You're probably doing a lot of slipping/ruddering if you're feeling that way. You need to think about initiating your turns by leaning on your front edge. So if you want a heel side turn you lean on your right heel and you want to lean far enough usually so your body is perpendicular to the slope. This can feel really weird at first and the acceleration can be a bit overwhelming.
A video would tell us more than anything though


----------



## speedjason (May 2, 2013)

it seems like some common noob error is they DO put pressure on the edge but the board is flat which means the board is not flexing to turn. you need to really lean into the turn and get the board up on the edge.


----------



## Khaze41 (Dec 26, 2013)

Okay, I'm going up again today I'll definately try getting on my edges more. It just seems so awkward turning that direction. I skateboard and can only spin backside 180s, frontside just feel super awkward. Maybe part of it is because I'm left handed AND mongo AND Goofy, haha. Thanks guys!


----------



## Mel M (Feb 2, 2012)

You say you have this problem on the steeper slopes. In addition to putting pressure on you're front edge you need to be more dynamic, which in turn will help you be more aggressive. Knee and ankle flexion need to be more prominent to keep a higher edge angle. Having your board perpendicular to the fall line doesn't matter, you can still hit your next turn smooth with good technique.


----------



## Khaze41 (Dec 26, 2013)

Wow, that helped a lot, I'm now linking turns like it's nothing on steep runs. Now another problem came up though. On a lot of the runs they havn't groomed them in a few days so there's some major chop. I can't for the life of me keep my speed up on this stuff, I end up getting air off of some of the little bumps and just eating it. Trying to go slower works but holy cow is it a workout, legs nearly collapsed at the end of the run. Thanks guys!


----------



## speedjason (May 2, 2013)

Khaze41 said:


> Wow, that helped a lot, I'm now linking turns like it's nothing on steep runs. Now another problem came up though. On a lot of the runs they havn't groomed them in a few days so there's some major chop. I can't for the life of me keep my speed up on this stuff, I end up getting air off of some of the little bumps and just eating it. Trying to go slower works but holy cow is it a workout, legs nearly collapsed at the end of the run. Thanks guys!

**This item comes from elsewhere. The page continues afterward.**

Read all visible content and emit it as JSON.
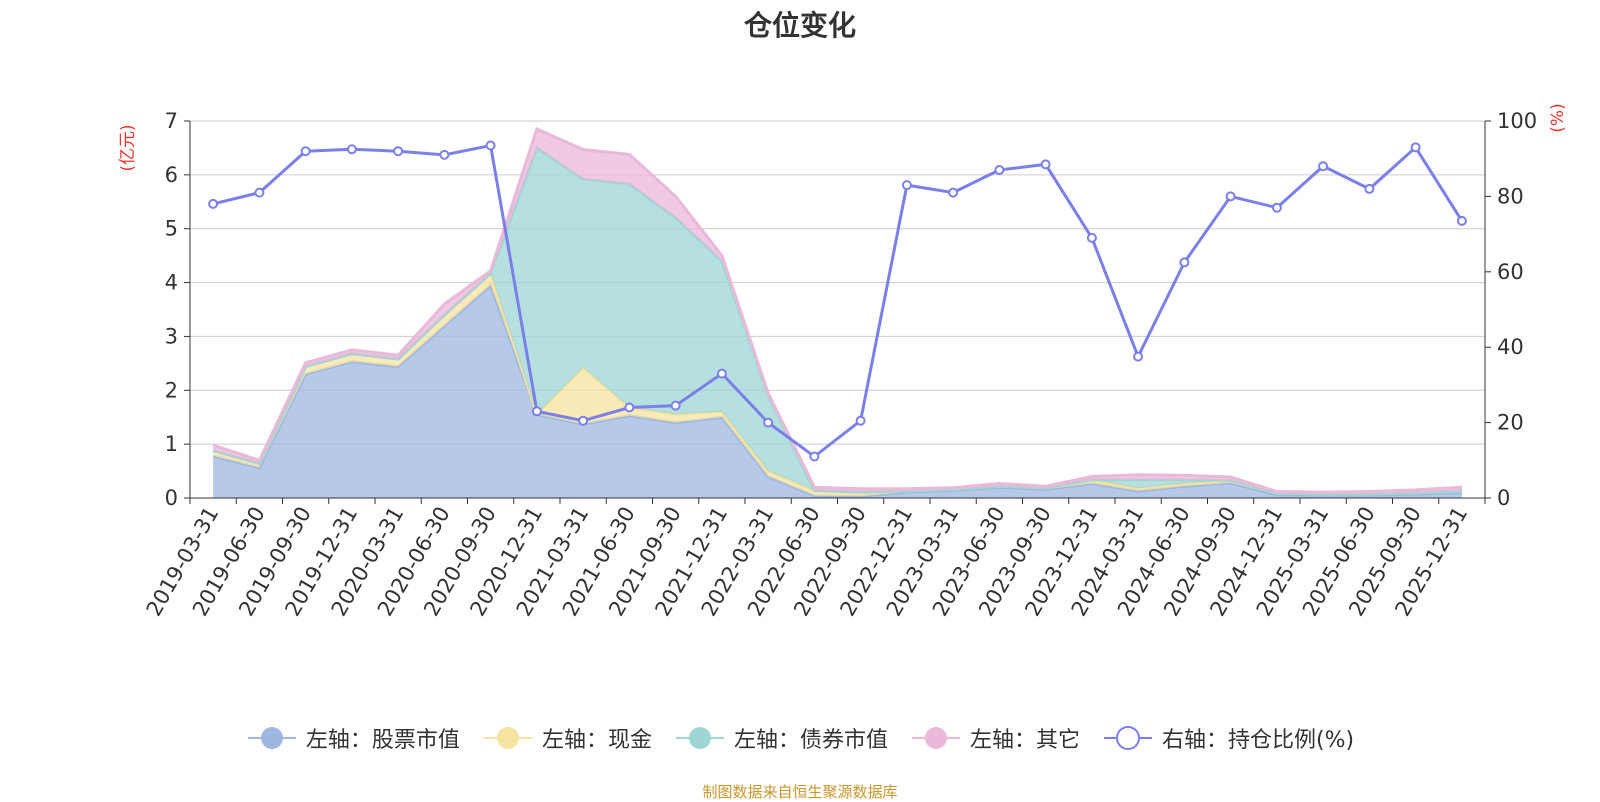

be more flexible. bend your knees more to absorb the bumps.


----------



## jml22 (Apr 10, 2012)

How to Snowboard - Get Dynamic - YouTube
Bounce up and down


----------



## Mel M (Feb 2, 2012)

Khaze41 said:


> Wow, that helped a lot, I'm now linking turns like it's nothing on steep runs. Now another problem came up though. On a lot of the runs they havn't groomed them in a few days so there's some major chop. I can't for the life of me keep my speed up on this stuff, I end up getting air off of some of the little bumps and just eating it. Trying to go slower works but holy cow is it a workout, legs nearly collapsed at the end of the run. Thanks guys!


First of all, you're never going to go as fast on real choppy terrain as you would on a smooth groomed slope. Sounds like a no brainer, but I've seen plenty of friends eat shit trying and I've almost done the same. In saying that, you can definitely go down at a good speed. You need to stay relaxed in general and not stiffen up when the runs almost end up like moguls. You'll see this a lot on the end of the day on a really good powder dump. Second, like others mentioned you really need to start at a lower point, meaning you really need to flex your knees low. Know that I didn't say bend down. You want to bend your knees more, but still try and keep your upper body aligned properly with the board. Don't hunch over.


----------



## speedjason (May 2, 2013)

jml22 said:


> How to Snowboard - Get Dynamic - YouTube
> Bounce up and down


I hate practicing dynamic turns. very easy to catch an edge if you are not concentrating.


----------